Since Coffey was installed by Truss in September, comments have been made in various quarters about her lack of personal suitability to the role. She is not slim; she smokes. Much of this has the whiff of misogyny, not to mention hypocrisy – as I’ve pointed out many times before, I’m the editor of Men’s Health and I’m no angel. Of far greater concern is surely Coffey’s view of how the nation’s wellbeing should be safeguarded.

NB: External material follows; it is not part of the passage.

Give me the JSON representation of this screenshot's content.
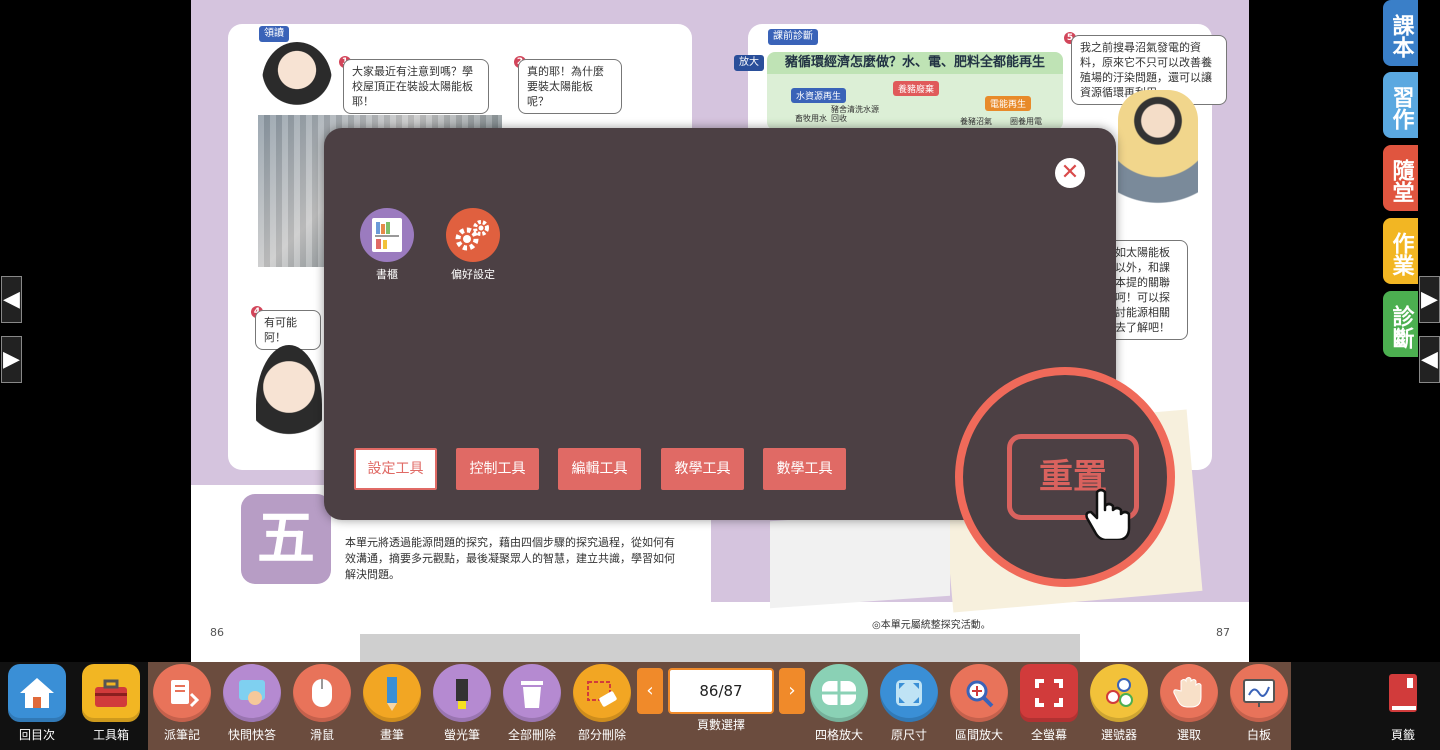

One of the few government policies of the new establishment so far not to be reneged upon is its decision to review – with a view to scrapping – Boris Johnson’s anti-obesity strategy. This would entail measures such as ditching the sugar tax and calorie counts on menus in eating establishments. Coffey has also suggested that she doesn’t intend to honour the government’s commitment to publishing a tobacco control plan – another of Javid’s pledges earlier this year. Meanwhile, she has apparently decided to abandon any plans to publish the white paper.
‘[It’s] toast,’ claimed a source in late September. ‘My understanding of why they’ve pulled it is [that it’s] ideological [and] an affront to this government’s view of what makes for health.’ Seeing as the paper intended to help break the link between wealth and health, by addressing problems such as the shortage of GPs in poor areas, it’s not clear what the government’s view of health might be. One might expect to find the answer in the new NHS plan that Coffey announced to the Commons shortly after her appointment. This was branded disappointing by many medical professionals, including David Oliver, a consultant in geriatrics, who referred to the proposals as ‘wholly inadequate’ and of an ‘unrealistic nature’.
Ideology is the operative word. Just as Trussonomics was exposed as dogmatic principles of fantasy by the harsh reality of the financial markets, so Coffey’s ultra-libertarian health stance and distaste for so-called ‘nanny state’ policies flies in the face of substance. ‘We are deeply concerned,’ said Katharine Jenner of the Obesity Health Alliance. ‘It would be reckless to waste government and business time and money rowing back on obesity policies [that] are evidence-based and already in law. These policies are popular with the public, who want it to be easier to make healthier choices.’
The problem is that, when it comes to health, the fallout from such cavalier political posturing is not as swift or as pronounced as the market repercussions of bonkers economic policy. We can only hope that whoever is holding the keys to the car by the time you read this is a more careful owner.